If you have not followed closely the news in the R community, there have been multiple important developments pushed by a new generation of very active R programmers, in particular by the terrific team behind the RStudio IDE. One of these developments is the creation of ‘Shiny’, a web application framework for R. ‘Shiny’ allows anybody with intermediate R skills – beginners might struggle a bit – to create in a few lines of code a complete web-application entirely written with the R language.
And this changes everything for people like me who like to provide their students with interactive tools to explore questions and manipulate concepts covered during lectures. Using the ‘Shiny’ framework and with minimum effort, I can now create interactive web apps that showcase classic models of collective behaviors and swarm intelligence. The students can then manipulate the parameters of these models using simple sliders and buttons, and observe directly the consequences on the models’ predictions. This is a fantastic way to create interactive assignments to complement the content of a lecture or to prepare the students for the next one.
Once you have created a web application (I strongly recommend using RStudio for this as it makes the process very smooth), you can host them on your own server or deploy them on ShinyApps.io (in one click from within RStudio), a dedicated service provided by the good folks at RStudio.

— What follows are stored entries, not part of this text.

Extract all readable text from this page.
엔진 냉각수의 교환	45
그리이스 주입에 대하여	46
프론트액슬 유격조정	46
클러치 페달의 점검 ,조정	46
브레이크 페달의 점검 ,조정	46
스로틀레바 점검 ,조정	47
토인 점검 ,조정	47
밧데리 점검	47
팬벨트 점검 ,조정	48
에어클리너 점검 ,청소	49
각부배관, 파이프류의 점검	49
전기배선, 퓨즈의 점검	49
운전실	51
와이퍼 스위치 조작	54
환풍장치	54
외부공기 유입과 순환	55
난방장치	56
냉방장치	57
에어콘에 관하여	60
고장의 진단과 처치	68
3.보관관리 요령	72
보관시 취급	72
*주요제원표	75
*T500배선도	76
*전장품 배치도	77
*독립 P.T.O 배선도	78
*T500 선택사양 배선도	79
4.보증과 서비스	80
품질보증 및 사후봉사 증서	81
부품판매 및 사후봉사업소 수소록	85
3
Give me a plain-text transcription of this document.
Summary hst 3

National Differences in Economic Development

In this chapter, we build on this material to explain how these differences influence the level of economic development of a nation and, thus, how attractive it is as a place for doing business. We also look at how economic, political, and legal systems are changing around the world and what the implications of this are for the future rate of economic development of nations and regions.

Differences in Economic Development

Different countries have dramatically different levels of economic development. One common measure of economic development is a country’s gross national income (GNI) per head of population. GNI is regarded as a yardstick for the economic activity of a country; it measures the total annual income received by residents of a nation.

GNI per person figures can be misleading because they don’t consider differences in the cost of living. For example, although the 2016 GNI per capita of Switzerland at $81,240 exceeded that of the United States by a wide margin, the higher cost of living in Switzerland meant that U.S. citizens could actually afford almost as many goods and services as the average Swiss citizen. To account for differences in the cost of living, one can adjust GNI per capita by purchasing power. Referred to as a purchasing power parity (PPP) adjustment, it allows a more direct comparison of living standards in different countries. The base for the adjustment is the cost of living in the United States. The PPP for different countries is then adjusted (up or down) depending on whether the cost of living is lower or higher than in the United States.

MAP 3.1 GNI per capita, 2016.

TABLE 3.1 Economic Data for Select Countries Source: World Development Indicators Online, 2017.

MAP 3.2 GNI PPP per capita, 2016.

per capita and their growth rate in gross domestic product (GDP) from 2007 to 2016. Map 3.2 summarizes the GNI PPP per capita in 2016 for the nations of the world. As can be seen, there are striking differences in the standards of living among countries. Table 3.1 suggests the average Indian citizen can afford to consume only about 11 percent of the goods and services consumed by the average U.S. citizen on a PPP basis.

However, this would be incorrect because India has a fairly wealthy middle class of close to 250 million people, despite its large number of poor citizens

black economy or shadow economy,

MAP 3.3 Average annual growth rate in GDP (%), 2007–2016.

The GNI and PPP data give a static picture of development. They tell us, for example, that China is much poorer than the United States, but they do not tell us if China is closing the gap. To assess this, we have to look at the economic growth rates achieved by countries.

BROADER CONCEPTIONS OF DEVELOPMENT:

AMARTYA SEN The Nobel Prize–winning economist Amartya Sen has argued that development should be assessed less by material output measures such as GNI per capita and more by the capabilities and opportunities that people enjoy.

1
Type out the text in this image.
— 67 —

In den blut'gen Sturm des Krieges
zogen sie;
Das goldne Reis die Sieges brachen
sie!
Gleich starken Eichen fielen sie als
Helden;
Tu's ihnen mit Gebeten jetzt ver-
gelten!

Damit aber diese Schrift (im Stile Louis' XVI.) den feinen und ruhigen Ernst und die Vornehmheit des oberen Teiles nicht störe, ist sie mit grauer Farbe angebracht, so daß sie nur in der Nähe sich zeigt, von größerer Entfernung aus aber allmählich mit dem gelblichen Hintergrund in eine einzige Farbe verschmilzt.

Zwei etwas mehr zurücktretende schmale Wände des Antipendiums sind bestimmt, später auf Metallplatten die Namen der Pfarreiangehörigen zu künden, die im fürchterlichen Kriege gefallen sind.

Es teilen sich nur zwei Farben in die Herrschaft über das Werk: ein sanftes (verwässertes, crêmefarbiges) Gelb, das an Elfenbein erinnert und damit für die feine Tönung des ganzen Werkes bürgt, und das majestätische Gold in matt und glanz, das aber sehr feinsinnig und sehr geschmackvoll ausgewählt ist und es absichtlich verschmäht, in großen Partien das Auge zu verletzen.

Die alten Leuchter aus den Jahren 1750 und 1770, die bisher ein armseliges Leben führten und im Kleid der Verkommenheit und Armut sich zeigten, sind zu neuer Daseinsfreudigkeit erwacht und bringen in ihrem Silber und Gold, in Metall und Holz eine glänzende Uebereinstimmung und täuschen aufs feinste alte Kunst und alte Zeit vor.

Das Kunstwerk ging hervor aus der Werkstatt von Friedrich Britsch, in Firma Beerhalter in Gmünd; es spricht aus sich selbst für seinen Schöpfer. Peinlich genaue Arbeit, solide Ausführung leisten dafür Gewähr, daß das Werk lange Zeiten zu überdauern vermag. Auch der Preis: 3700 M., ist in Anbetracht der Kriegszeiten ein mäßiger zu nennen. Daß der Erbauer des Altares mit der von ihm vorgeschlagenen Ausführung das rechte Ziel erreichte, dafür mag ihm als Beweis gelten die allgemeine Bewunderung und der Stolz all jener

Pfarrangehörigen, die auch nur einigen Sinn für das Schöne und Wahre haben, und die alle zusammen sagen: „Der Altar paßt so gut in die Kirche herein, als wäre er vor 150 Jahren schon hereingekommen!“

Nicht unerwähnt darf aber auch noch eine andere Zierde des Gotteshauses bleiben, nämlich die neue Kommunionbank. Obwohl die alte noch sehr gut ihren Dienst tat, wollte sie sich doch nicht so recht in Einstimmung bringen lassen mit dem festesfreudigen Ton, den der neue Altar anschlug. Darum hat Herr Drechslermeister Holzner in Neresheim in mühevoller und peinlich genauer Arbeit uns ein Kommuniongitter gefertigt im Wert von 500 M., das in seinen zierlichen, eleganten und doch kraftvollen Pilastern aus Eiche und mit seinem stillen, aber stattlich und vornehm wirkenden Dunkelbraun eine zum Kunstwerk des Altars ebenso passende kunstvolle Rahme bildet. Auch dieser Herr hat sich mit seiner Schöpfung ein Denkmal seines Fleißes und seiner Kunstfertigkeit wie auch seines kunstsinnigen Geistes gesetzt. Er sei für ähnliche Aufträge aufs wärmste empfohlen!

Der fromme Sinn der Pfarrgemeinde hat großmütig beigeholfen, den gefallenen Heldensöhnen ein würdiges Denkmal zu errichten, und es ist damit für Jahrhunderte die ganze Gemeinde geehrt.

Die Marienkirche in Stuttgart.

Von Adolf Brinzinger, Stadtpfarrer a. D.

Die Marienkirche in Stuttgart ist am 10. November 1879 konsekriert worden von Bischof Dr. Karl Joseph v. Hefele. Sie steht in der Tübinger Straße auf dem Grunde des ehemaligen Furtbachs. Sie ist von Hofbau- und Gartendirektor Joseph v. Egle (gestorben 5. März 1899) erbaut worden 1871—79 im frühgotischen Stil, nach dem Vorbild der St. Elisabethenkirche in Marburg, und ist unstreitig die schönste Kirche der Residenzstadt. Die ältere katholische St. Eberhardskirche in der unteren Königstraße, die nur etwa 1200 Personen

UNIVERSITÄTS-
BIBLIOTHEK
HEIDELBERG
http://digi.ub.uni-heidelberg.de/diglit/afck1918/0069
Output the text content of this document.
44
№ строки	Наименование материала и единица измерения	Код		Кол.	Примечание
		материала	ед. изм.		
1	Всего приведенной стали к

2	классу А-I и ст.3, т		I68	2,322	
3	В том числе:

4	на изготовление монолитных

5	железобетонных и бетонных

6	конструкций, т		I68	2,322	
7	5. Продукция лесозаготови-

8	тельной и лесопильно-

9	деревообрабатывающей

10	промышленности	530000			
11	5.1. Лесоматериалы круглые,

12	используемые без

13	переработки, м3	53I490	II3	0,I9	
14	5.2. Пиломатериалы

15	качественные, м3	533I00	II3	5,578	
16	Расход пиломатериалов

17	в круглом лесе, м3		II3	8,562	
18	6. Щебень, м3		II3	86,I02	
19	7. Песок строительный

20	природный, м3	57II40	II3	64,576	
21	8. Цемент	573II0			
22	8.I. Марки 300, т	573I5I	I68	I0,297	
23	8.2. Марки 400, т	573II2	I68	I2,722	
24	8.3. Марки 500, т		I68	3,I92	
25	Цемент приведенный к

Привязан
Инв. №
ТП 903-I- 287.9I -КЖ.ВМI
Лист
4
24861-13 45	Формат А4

It is free for small apps, which is largely enough for my class for instance. Larger apps that require heavy data processing for instance might require a paid account.
After testing this approach successfully last semester during my class on “Collective Intelligence in Biological Systems” (NJIT BIOL 337), I decided to use it more systematically this year. I started updating the test apps from last semester and building new ones. I will release them little by little throughout the semester as I find the time to work on them, but you can already test out the first 3 of them and download their source code on my GitHub:
Collective food source selection in ants:
Source code: https://github.com/sjmgarnier/Shiny/tree/master/ant_collective_decision
App: http://sjmgarnier.shinyapps.io/ant_collective_decision/
Collective nest selection in honeybees:
Source code: https://github.com/sjmgarnier/Shiny/tree/master/bee_house_hunting
App: http://sjmgarnier.shinyapps.io/bee_house_hunting/
Opinion dynamics (spreading and competition):
Source code: https://github.com/sjmgarnier/Shiny/tree/master/opinion_dynamic
App: http://sjmgarnier.shinyapps.io/opinion_dynamic/
The 3 apps (as well as those that will follow) are distributed under the GPL-3 license. Feel free to download, use, modify and redistribute the source code. Comments and suggestions of new models to include in this list are very welcome!